“Kamu suka sekali mencarikan jodoh untuk orang lain. Itu menunjukkan betapa tidak egoisnya kamu. Kapan kamu akan mencari kebahagiaan dan belahan jiwamu?” Anton berujar lembut.
“Aku sudah menemukan belahan jiwa, Anton. Tapi aku memahami belahan jiwaku. Dia tidak menikah karena ingin menjadi pelayan Tuhan. Sudah hampir setahun aku mengenal dan mencintainya. Rasaku takkan berubah.”
Anton terenyak. Memandangi wajah sepupunya tak percaya. Terpancar kekaguman dan pengertian di sana.
“Aku mengerti. Semoga kamu bahagia ya? Dan bila pada akhirnya kalian ditakdirkan bersama, aku siap menerimanya sebagai saudara iparku. Dengan senang hati tentunya.”
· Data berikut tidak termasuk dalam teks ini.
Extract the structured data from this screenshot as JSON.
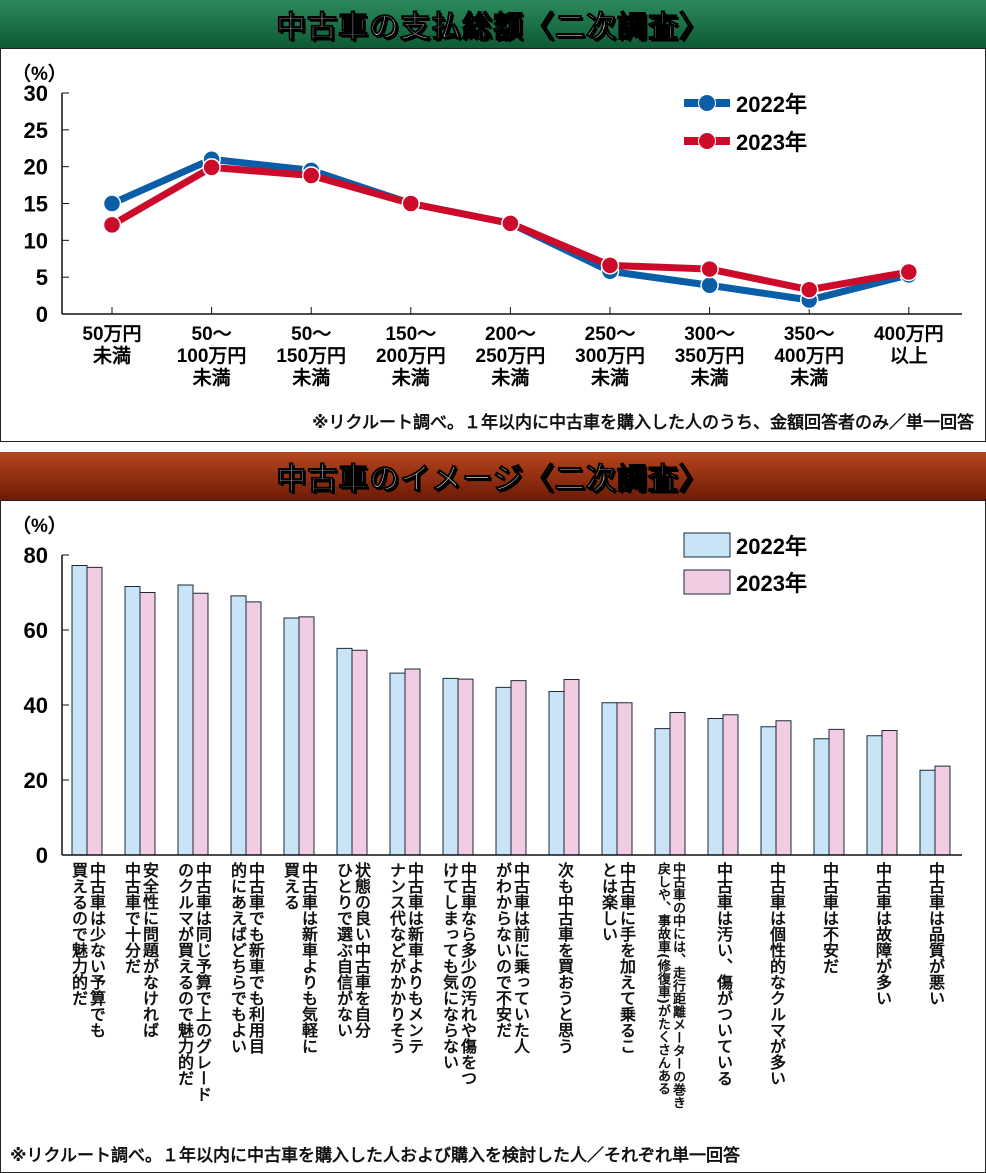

“Terima kasih. Semoga saja.”
**
Gadis bermata biru itu sungguh berharap Anton akan segera menikahi Sarah. Ia pastikan Anton takkan menyesal menikahi Sarah. Pria mana pun akan senang mempunyai istri yang cantik, shalehah, rajin, dan bisa melayani suaminya. Sarah mampu memenuhi semua kualifikasi itu. Amat jauh berbeda dengan dirinya. Salah besar jika Anton berkeras menginginkannya.
Seperti hari ini. Pagi-pagi, Sarah sudah bangun. Shalat Shubuh, lalu turun ke pantry untuk memasak. Membuatkan sarapan. Membersihkan rumah. Akhir pekan tidak membuatnya bermalas-malasan. Calon istri idaman, pikir si gadis bermata biru kagum.
Clara, si gadis berwajah oriental itu, menyusulnya. Seperti biasa, tersenyum nakal memperhatikan Sarah yang begitu sibuk mengerjakan pekerjaan rumah tangga.
“Kamu rajin sekali ya?” Entah itu pujian atau ejekan. Namun Sarah membalasnya dengan senyum.
“Kamu juga harusnya mulai belajar memasak dan membersihkan rumah. Calon istrinya Fajar masa nggak bisa apa-apa?” seloroh Sarah.